Les trois jeunes ont initialement eu en commun une rupture dans ce lien de filiation. Pendant une période, ils ont été contraints de prendre de la distance avec leur famille en quittant ou en se faisant exclure du logement familial. Karim et Kilian ont grandi sans la présence d’une figure paternelle et ont été impactés par un environnement familial peu ou non sécurisant. Jamila a eu des disputes récurrentes avec ses parents adoptifs et la vie en commun n’était plus envisageable. 

Pour les jeunes, cette rupture de lien de filiation peut avoir des conséquences directes sur les autres liens sociaux. Nous constatons que les trois jeunes avaient une situation familiale difficile lorsqu’ils.elle ont été en décrochage scolaire. Nous pouvons donc faire l’hypothèse qu’il existe un lien de causalité entre le manque de protection et de reconnaissance dans l’environnement familial et le décrochage scolaire.

« Les études sur le décrochage scolaire portant sur les variables socio-environnementales montrent les variables familiales soit comme facteurs de risque, soit comme facteurs de protection. Divers facteurs ont été identifiés tant au niveau structurel que fonctionnel. Nombre de recherches concluent que la famille est un élément essentiel de la réussite scolaire. (Coleman, 1961;Jencks,1972). » 3

Quelques années plus tard et après avoir stabilisé leurs situations,  Karim et Jamila nous expliquent qu’il.elle ont reconstruit ce lien avec leur famille, qui semble être plus fort qu’auparavant. Quant à  Kilian, il n’est pas encore prêt à faire le pas, car les cicatrices ne sont pas encore refermées. 

“Avoir leur reconnaissance et avoir un papier, une reconnaissance au niveau fédéral ça fait plaisir, car on me prend en considération. On ne se parlait plus, puis quand on a repris contact, j’étais pompier professionnel. Aujourd’hui, ils sont tous fiers de moi."
Karim
Entretien du 8 avril 2022
“Pendant le temps où je travaillais beaucoup, j’ai quand même essayé de retrouver les liens avec la famille et aujourd’hui on est uni comme si rien ne s’était passé.
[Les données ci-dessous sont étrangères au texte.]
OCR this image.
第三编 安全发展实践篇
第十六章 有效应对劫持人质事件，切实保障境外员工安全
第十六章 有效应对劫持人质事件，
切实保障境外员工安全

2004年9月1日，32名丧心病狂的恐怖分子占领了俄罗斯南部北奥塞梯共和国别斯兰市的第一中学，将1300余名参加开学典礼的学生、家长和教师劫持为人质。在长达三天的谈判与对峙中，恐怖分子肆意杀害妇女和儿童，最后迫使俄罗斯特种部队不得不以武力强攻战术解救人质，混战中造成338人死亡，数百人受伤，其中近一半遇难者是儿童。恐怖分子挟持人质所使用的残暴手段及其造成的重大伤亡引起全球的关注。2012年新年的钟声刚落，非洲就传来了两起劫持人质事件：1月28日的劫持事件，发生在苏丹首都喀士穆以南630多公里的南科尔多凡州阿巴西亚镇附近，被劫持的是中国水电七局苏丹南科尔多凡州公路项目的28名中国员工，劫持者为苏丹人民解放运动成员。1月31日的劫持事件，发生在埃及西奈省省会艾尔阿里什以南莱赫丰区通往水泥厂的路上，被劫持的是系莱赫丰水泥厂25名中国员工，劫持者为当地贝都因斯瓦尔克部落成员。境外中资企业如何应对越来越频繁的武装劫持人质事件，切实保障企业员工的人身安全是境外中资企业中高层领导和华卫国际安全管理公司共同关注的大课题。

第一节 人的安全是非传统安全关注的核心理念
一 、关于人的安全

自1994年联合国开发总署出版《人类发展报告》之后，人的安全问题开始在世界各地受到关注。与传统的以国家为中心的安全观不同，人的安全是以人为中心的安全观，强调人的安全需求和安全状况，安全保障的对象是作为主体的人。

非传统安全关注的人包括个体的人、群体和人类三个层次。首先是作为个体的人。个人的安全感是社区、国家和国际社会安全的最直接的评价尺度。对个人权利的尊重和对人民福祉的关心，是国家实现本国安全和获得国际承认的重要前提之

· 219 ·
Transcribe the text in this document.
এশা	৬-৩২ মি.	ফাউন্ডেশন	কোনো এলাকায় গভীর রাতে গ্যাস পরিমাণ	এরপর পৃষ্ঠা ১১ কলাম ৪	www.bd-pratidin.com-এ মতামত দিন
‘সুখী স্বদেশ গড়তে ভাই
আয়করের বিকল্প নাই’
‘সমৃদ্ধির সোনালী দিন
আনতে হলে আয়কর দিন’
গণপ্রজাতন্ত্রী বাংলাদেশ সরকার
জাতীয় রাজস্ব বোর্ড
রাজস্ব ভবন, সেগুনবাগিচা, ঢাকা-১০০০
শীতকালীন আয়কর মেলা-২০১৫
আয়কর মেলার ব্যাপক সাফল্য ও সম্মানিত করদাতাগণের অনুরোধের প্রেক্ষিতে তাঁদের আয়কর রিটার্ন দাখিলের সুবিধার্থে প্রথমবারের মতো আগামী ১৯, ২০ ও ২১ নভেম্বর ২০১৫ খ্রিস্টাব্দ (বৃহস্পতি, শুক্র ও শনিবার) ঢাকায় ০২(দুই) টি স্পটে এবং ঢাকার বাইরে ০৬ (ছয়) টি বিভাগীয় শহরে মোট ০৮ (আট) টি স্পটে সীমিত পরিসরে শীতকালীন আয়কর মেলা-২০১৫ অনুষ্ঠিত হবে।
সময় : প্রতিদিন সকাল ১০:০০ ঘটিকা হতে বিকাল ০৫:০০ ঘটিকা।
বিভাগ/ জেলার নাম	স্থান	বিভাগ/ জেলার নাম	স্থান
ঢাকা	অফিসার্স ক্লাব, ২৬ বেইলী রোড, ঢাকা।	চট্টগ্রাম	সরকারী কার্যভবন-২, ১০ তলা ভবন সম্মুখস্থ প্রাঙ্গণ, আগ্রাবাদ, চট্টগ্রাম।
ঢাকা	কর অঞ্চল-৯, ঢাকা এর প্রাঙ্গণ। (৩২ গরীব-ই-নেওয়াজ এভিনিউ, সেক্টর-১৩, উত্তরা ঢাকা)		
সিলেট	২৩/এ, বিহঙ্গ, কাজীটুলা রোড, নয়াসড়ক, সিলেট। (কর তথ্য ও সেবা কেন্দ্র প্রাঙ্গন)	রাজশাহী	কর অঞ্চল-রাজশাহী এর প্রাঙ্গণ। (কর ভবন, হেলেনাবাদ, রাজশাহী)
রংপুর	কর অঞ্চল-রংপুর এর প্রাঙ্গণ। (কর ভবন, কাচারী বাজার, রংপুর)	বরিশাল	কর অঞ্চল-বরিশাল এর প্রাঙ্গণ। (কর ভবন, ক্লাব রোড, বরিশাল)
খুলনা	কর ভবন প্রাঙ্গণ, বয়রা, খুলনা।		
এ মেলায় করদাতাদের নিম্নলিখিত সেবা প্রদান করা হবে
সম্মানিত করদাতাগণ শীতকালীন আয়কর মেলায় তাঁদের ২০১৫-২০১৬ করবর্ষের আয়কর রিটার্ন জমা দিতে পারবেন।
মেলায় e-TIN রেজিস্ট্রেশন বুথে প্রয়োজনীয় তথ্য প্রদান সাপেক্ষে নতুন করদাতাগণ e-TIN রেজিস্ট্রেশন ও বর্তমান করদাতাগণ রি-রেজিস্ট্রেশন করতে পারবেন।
On a recollé les morceaux et c’est juste incroyable ce que je vis avec ma famille, mais ça a pris du temps.”
Jamila
Entretien du 23 février 2022

Nasser et Rafael nous expliquent dans ces extraits qu’ils se sont rendus disponibles auprès des jeunes pour aller discuter et être en lien avec leurs parents. L’idée étant de maintenir un lien avec ces derniers afin d’évoquer et de tempérer la situation pour faire baisser les inquiétudes existantes. 

Nasser, TSHM Vernier | FASe

Rafael, TSHM Ville de Genève | SEJ

Le lien d'affinités électives

Le lien d’affinités électives c’est la relation sociale que peut avoir une personne avec les autres en dehors de son cercle familial. Cette relation est choisie en fonction de valeurs, de principes, de centres d’intérêts et de désirs communs.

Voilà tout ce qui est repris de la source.